Monday, September 24, 2007

cesare pavese


"We don't remember days; we remember moments." (From Diaries, 1940)

Some have talked about the synchronicity between C Pavese and the narrator of The Moon and the Bonfires: this sense of exclusion, of internal exile that finds its counterpoint in physical exile.

The novel takes place after the Second World War, when the narrator returns from America, where he has made a fortune, to the village where he grew up. He has left the village out of a “rage at being nobody . . . to come home after everyone had given me up for dead”. He is well aware of his background: an orphan accepted by a family because of the money the government offered.

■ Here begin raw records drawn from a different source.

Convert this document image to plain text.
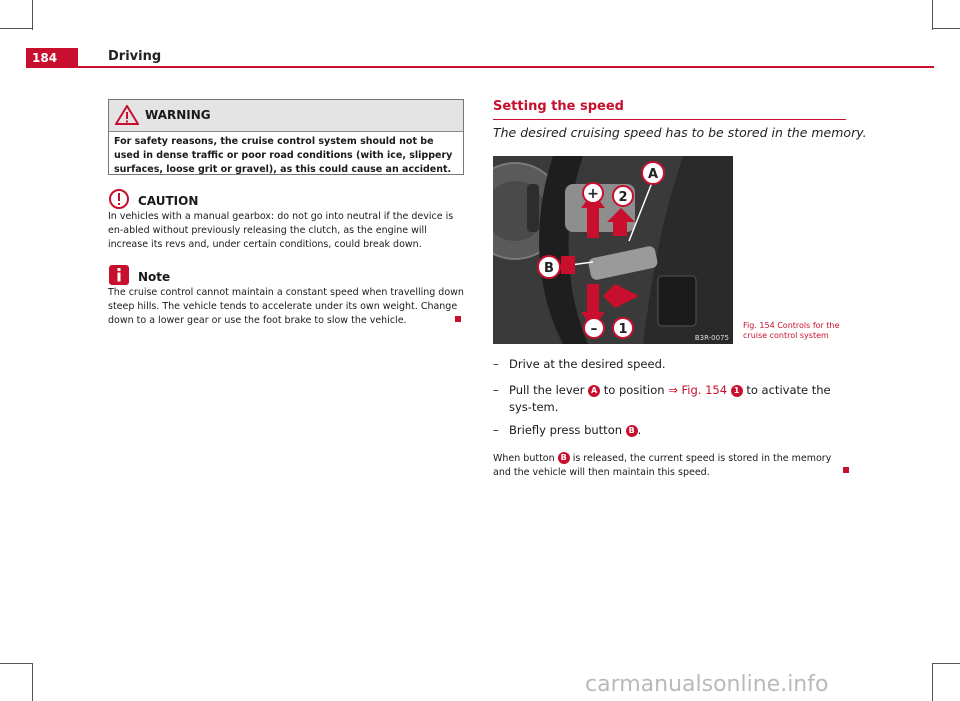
184	Driving
WARNING
For safety reasons, the cruise control system should not be used in dense traffic or poor road conditions (with ice, slippery surfaces, loose grit or gravel), as this could cause an accident.
CAUTION
In vehicles with a manual gearbox: do not go into neutral if the device is en-abled without previously releasing the clutch, as the engine will increase its revs and, under certain conditions, could break down.
Note
The cruise control cannot maintain a constant speed when travelling down steep hills. The vehicle tends to accelerate under its own weight. Change down to a lower gear or use the foot brake to slow the vehicle.
Setting the speed
The desired cruising speed has to be stored in the memory.
+ 2
A
B
– 1
B3R-0075
Fig. 154 Controls for the cruise control system
– Drive at the desired speed.
– Pull the lever A to position ⇒ Fig. 154 1 to activate the sys-tem.
– Briefly press button B .
When button B is released, the current speed is stored in the memory and the vehicle will then maintain this speed.
carmanualsonline.info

“But how often I’d seen the noisy carts go by, crammed full of women and boys on their way to the fair, to the merry-go-rounds of Castiglione, Cossano, Campetto, everywhere, and I was staying behind with Giulia and Angiolina under the hazel trees or the fig tree or by the side of the bridge, those long summer evenings, looking always at the same vineyards and sky. And then at night you could hear them coming home along the road, singing, laughing, shouting to each other across the Belbo. On evenings like that, a light, a bonfire seen on a distant hill, would make me cry out and roll on the ground because I was poor, because I was a boy, because I was nothing. I was almost happy when a thunderstorm, a real summer disaster, blew up and drenched their party. But now, just thinking about them, I was missing those times and wanting them back”.

“For better or worse, you know me. For better or worse, let me live.”